Artikel

Betrachtungen eines hemmungslosen Romantikers

Betrachtungen eines hemmungslosen Romantikers

Ein Meinungsbeitrag von Dirk C. Fleck.

Leonard Cohen brachte es auf den Punkt:

„Es gibt keine Erklärung für die gesammelten Schweinereien um uns herum. Die einzige Möglichkeit einigermaßen ungeschoren davon zu kommen, ist zu sagen: <Ich verstehe von dem Mist nicht das Geringste - Halleluja!> Nur so können wir uns noch als Mensch fühlen.“

In meinem Buch „Gefleckte Diamanten“ [1] sind Gedanken und Aphorismen aus den letzten vierzig Jahren versammelt. Ich habe sie in vierzehn Kategorien unterteilt. Eine Kategorie ist den Frauen gewidmet. Halleluja! In Zeiten des ungenierten Treibens eines seelenlosen, kriegsgeilen Polit-Packs tut es vielleicht gut, kurz auszuspannen und sich den Betrachtungen eines hemmungslosen Romantikers hinzugeben.

Es gäbe so viel zu sagen über Frauen. Über Frauen und Jahreszeiten, über Frauen mit Hund, über arme und reiche Frauen, über Frauen, die sich aus dem Gespinst dunkler Begegnungen lösen, über schwangere Frauen, über Frauen, die auf ihrer Hochzeit im Garten heimlich den Geliebten verführen, über die Frauen von Helsinki, über Frauen, die zu souveräner Trauer finden, wenn die Schwester sich die Pulsadern aufgeschnitten hat, über Frauen am Mikrofon, über lesbische Frauen, über Frauen, deren Augen auf zerknitterten Schwarz-Weiß-Fotos strahlen, als könnte nichts und niemand ihnen etwas anhaben.

Die Ewigkeit gibt ein Gastspiel im Theater der Vergänglichkeit und ich darf dabei sein. Parkett, erste Reihe Mitte. Auf der Bühne das Mädchen mit dem Grashalm im Mund.

Deine Abwesenheit füllt mein Leben aus. Ich kann dich denken hören.

Es gibt Momente in meinem Leben, da scheint die ganze Welt nur aus dir zu bestehen. Du bist mein Brennglas, durch das ich den Weltenzauber betrachten darf.

In ihrer Gegenwart hatte ich das Gefühl, als würde ich meine Nase in das letzte Stück unberührter, duftender Erde stecken, wo noch Keime des wahren Friedens schlummern.

Aber dann sitze ich neben dir und wünschte, ich wäre unsichtbar wie der Wind, der dir in die Haare weht und deine Lippen kühlt.

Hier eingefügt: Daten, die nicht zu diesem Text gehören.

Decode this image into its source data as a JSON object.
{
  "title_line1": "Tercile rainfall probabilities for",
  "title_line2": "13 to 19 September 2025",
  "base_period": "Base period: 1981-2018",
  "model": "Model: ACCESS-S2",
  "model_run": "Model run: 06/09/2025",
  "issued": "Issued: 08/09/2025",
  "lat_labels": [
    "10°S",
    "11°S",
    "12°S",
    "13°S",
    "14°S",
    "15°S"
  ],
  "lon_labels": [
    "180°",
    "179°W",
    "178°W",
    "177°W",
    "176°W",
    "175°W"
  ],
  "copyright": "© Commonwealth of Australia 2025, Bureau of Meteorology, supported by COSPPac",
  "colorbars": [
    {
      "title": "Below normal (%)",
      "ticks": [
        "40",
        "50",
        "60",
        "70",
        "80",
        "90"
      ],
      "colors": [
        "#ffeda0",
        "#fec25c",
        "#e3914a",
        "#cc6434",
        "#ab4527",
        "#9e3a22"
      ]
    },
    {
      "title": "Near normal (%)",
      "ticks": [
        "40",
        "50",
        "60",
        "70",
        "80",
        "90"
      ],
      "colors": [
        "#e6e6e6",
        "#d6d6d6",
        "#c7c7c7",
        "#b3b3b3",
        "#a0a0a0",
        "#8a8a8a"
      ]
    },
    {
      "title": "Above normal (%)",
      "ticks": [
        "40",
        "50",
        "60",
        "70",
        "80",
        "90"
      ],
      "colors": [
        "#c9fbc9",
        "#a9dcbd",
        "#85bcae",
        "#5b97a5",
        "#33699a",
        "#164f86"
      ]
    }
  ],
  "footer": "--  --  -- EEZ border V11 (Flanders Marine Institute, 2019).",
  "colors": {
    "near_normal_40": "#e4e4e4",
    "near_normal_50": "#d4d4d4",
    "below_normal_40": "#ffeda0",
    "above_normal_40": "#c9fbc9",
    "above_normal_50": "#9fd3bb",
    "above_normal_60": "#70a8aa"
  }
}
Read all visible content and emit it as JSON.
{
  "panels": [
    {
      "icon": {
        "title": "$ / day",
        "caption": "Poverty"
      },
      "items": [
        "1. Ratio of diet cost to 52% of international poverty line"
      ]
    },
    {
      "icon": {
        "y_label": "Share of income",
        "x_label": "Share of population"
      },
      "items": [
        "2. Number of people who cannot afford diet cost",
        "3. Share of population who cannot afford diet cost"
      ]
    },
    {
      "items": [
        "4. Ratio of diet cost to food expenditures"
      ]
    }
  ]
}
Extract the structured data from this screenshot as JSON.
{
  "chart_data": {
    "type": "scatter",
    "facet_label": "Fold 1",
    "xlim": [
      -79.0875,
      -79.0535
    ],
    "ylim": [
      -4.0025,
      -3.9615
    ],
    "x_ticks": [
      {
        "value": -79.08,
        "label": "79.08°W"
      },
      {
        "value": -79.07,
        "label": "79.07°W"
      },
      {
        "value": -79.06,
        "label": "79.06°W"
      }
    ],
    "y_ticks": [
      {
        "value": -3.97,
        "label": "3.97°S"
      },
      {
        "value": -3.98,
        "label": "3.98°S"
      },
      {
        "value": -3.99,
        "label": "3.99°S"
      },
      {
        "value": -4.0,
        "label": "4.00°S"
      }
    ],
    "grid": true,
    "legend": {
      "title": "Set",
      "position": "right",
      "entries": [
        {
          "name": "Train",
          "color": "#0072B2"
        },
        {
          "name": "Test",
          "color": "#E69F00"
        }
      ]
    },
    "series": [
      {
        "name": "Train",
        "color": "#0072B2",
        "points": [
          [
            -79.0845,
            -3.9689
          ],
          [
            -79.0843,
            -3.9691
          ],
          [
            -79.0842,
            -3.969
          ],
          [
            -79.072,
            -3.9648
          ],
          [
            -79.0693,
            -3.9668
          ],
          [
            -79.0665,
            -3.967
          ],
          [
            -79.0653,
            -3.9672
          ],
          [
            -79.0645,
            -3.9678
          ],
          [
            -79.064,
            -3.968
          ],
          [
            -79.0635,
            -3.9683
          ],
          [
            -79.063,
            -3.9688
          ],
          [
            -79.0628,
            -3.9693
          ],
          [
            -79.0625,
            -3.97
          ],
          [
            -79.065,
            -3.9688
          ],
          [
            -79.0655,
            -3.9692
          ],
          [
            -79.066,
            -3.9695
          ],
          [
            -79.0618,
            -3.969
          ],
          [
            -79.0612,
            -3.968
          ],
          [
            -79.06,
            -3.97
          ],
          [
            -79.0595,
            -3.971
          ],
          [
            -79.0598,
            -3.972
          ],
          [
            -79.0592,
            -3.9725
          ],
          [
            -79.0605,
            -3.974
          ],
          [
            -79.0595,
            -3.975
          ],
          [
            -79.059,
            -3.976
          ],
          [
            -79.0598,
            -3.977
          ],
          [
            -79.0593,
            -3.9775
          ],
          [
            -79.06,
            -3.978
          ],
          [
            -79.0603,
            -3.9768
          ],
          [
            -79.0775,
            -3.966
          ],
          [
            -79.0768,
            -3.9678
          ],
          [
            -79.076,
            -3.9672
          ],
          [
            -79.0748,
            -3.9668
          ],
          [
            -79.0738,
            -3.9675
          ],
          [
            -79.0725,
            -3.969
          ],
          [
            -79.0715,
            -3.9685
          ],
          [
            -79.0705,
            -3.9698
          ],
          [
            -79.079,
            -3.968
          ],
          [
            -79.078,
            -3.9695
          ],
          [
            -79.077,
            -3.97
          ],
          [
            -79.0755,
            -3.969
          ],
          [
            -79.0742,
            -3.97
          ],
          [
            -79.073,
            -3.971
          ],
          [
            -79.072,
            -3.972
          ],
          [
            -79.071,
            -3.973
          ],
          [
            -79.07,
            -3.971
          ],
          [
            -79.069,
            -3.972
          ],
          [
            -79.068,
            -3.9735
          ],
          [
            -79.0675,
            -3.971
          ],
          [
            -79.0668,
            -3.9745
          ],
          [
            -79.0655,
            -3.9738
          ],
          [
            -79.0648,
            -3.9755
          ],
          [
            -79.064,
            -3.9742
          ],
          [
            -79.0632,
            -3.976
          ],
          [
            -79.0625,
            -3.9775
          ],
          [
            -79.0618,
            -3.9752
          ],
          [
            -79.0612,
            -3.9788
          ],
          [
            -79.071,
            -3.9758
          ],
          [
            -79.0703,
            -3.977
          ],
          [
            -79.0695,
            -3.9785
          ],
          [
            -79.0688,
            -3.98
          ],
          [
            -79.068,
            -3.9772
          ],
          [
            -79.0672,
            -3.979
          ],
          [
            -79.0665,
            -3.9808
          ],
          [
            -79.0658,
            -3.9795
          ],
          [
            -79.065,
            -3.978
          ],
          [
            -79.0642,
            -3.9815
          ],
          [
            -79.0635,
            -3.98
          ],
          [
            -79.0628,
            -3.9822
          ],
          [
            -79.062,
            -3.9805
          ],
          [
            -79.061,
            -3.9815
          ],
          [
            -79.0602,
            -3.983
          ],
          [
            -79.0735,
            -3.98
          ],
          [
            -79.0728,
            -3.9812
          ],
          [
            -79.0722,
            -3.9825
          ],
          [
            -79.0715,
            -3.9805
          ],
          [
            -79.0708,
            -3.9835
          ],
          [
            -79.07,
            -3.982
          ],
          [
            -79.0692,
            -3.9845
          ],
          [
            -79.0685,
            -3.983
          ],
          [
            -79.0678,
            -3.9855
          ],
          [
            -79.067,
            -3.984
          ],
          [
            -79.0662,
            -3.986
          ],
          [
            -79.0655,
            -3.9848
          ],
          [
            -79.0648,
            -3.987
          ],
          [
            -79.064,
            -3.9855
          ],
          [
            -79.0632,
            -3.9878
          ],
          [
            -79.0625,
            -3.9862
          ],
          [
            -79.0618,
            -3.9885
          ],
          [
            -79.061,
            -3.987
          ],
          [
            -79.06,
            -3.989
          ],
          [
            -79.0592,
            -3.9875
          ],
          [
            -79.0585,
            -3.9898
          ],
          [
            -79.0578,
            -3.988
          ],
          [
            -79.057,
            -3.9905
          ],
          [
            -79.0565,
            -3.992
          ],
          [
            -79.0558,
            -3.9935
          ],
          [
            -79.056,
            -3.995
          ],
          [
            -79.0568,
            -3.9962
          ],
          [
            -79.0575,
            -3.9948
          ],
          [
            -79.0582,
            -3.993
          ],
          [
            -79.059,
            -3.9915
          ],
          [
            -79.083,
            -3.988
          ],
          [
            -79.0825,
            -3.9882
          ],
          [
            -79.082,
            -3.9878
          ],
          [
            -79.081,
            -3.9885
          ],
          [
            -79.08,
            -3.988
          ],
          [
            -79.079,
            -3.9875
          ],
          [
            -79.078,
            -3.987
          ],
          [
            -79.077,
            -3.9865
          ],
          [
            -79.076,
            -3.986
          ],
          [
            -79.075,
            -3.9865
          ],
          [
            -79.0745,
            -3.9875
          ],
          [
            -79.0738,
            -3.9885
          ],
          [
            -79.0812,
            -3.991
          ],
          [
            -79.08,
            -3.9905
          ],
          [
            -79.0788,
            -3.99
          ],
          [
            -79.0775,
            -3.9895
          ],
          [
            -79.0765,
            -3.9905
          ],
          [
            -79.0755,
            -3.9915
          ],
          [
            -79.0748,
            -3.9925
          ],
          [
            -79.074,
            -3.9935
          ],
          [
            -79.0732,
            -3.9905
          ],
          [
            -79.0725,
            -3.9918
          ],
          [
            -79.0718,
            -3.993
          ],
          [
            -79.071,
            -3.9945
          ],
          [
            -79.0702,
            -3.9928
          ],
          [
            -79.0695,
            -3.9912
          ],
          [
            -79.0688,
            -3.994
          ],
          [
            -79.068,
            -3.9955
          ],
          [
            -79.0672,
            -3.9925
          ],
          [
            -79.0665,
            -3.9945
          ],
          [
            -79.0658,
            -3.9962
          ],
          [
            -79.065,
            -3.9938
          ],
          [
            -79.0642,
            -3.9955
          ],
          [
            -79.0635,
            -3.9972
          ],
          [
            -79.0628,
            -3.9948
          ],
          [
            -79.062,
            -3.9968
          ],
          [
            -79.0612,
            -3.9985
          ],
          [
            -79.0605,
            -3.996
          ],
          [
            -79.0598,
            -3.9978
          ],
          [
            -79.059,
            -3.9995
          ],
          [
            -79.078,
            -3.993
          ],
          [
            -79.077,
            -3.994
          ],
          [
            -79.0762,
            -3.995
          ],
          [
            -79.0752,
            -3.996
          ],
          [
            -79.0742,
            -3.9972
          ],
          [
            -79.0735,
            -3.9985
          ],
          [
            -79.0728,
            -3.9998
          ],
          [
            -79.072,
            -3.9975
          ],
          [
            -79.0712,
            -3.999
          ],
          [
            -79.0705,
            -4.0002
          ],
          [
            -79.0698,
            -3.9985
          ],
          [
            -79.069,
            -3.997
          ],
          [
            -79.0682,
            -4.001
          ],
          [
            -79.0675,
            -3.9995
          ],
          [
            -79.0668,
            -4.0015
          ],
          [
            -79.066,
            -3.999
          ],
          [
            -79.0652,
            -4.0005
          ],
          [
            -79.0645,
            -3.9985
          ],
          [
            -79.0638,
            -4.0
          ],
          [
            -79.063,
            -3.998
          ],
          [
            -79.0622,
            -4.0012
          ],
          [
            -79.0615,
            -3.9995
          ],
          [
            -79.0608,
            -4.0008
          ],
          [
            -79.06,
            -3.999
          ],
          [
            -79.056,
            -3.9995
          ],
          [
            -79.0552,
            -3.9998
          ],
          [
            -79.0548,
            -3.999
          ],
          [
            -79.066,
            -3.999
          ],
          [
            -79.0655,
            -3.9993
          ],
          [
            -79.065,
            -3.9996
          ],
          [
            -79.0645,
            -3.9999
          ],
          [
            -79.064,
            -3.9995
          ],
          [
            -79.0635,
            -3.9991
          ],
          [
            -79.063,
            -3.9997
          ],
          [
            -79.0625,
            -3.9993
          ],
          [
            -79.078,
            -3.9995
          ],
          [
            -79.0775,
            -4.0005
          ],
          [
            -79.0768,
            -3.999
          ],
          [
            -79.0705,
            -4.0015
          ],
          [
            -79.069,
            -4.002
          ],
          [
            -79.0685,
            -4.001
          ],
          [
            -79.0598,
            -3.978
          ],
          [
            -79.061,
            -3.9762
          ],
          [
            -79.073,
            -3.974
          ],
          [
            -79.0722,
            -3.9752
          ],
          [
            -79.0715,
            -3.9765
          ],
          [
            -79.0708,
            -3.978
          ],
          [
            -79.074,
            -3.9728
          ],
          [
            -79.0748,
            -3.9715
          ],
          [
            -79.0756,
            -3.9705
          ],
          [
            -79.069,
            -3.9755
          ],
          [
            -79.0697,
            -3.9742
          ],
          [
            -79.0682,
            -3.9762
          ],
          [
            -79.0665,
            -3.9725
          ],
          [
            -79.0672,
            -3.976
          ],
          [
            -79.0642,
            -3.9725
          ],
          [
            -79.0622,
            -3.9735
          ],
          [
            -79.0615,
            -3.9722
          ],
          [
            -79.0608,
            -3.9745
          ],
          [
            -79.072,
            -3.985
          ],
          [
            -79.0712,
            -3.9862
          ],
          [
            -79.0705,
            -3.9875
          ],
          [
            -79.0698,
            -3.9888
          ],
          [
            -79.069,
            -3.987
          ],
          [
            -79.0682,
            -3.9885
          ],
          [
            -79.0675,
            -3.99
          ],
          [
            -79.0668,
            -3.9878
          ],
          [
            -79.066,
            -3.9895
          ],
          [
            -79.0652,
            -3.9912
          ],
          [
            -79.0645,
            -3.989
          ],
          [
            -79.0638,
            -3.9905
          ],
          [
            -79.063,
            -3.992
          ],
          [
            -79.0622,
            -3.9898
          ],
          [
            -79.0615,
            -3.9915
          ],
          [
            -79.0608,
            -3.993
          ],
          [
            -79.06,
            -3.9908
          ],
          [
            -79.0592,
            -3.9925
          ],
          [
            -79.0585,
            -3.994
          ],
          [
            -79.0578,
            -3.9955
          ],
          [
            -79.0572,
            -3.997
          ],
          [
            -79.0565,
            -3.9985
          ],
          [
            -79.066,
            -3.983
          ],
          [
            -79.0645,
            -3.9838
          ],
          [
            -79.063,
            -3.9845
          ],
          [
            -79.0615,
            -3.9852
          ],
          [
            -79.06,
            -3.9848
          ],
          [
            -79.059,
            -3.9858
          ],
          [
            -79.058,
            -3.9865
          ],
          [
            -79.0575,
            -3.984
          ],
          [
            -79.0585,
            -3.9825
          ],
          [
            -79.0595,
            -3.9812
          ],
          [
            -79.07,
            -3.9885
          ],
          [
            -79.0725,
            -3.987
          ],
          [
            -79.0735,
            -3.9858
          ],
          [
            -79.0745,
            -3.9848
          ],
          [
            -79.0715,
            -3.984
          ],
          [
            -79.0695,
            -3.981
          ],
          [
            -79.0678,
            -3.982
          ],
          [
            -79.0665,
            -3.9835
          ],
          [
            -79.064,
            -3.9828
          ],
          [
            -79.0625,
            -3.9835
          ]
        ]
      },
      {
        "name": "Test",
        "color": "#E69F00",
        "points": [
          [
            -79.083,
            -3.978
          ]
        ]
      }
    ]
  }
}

Jede Geste von dir, jedes Wort besitzt die Anmut einer wilden Blume, die sich selbst genügt.

Da ist sie wieder, die Poetin mit dem Sack voller glitzernder, abgesegneter Worte, die so zart, zauberhaft und diskret die Weisheit des Universums berühren. Ich habe das Gefühl, als würden mich Milliarden Partikel eines Sonnensturms treffen. Es ist so viel Einsicht in deinen Worten, durchsetzt mit schmerzhaften Schreien, ausgestoßen auf der harten Matratze der Hilflosigkeit. Du hast etwas sehr Pflanzliches an dir. Du atmest anders, speicherst anders, sonderst anders ab.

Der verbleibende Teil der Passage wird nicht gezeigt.